Vrbnik tour
- Duration: 5.5 hours
DISCLAIMER: Each tour is subject to change by the organizers as well as the time of departure and arrival due to weather conditions.
Kremenik boat tours come in many forms and one of them is Goli Otok and St. Grgur boat tour!
Departure Time | 10:00 A.M. |
Return time | 06:00 P.M. [Approx] |
Panoramic sailing to Goli Otok starting at 9:00 AM from the main waterfront for about 2.5 hours. When disembarking in the bay of Tetina, a tourist train is at your disposal to help you explore the island in a short time and without physical effort.
The ride takes about 20 minutes; ticket per person costs 30kn. The tourist facilities in the port offer a restaurant, souvenir shop and cinema, where you can watch a short documentary about the life and history of the prisoners of the former prison.
Continuation follows at 14:00 by driving for lunch to the island of Grgur, better known for its female type of prison. We offer a choice between meat and fish menu.
After lunch, use your free time for swimming or walking in the park, where with a little luck and a crust of bread you attract a tame deer or deer from the nearby Tito's hunting ground.
60 years ago, on July 9, 1949, 1,200 political prisoners were brought from all parts of the former Yugoslavia to Goli Otok in the northern Adriatic. The most infamous penitentiary of the communist rulers was established.
The historical truth about Goli Otok itself has not been fully established. When it comes to the dead, data from 400 to 4,000 victims are mentioned, and when it comes to the number of prisoners, there are 16,000 of them, up to 32,000, according to some sources from 1949 to the second half of the fifties were imprisoned for political reasons.
They were mostly accused of being supporters of the Inform-Bureau Resolution, that is, sympathizers of Stalin.
An important source for the truth about Goli Otok is those who have gone through its hell, and there are fewer and fewer of them. One of them is 83-year-old Ivo Puharić Cikin from Makarska, who has been at Goli for a year and a half since the summer of 1954. He was greeted with a ‘warm rabbit’. "I was fast and agile, but there were people who fell from the blows," says Puharić.

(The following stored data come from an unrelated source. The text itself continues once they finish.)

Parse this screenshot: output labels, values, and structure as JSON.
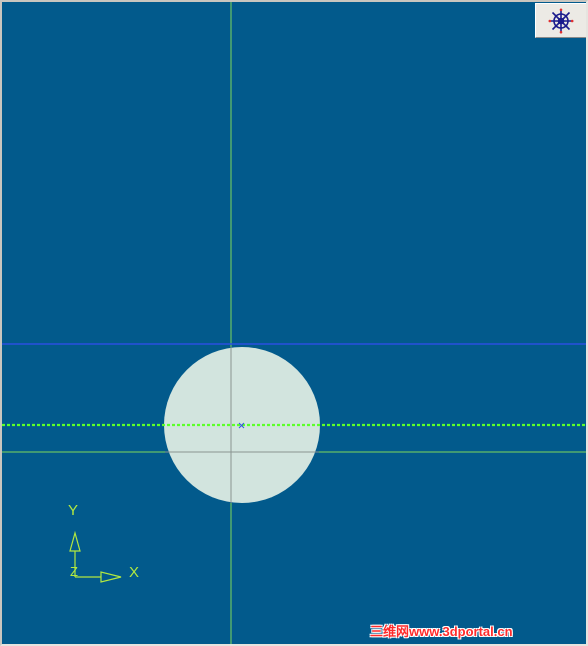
{
  "viewport": {
    "background_color": "#025a8c",
    "construction_line_color": "#7fd85a",
    "highlight_line_color": "#2a4fe0",
    "dashed_centerline_color": "#5cff2a",
    "circle_fill_color": "#d2e4de",
    "center_marker_color": "#3355dd"
  },
  "nav_button": {
    "icon": "ship-wheel-icon"
  },
  "axis_triad": {
    "y_label": "Y",
    "x_label": "X",
    "z_label": "Z",
    "color": "#b2e840"
  },
  "watermark": {
    "text": "三维网www.3dportal.cn",
    "color": "#ff2b2b"
  }
}
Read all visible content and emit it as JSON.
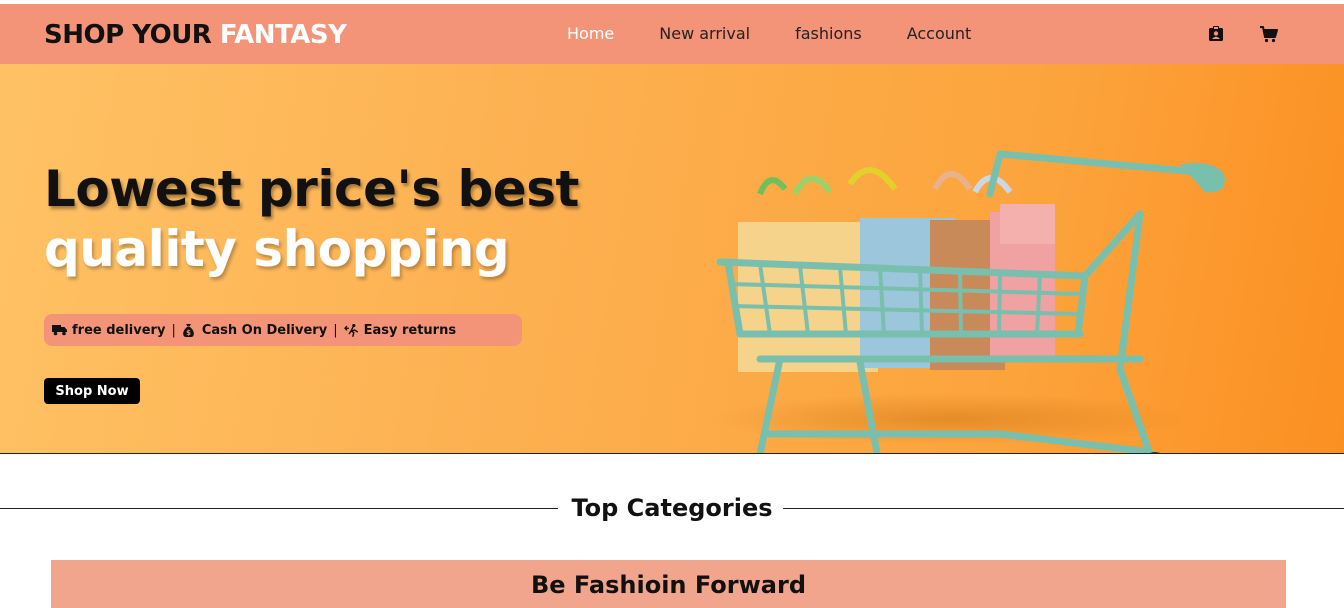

‘Hot rabbit’ is the name for passing through a cordon of old camp inmates beating new ones, it was an introduction to the torments of the bare islands. It is known that Golotočki prisoners are reluctant to talk about that.
Primarily because the torture itself was generally not attended by the prison guards themselves. They were just the guardians of the inhuman system established for the camp inmates - they beat each other and supported each other in order to get a better position for themselves.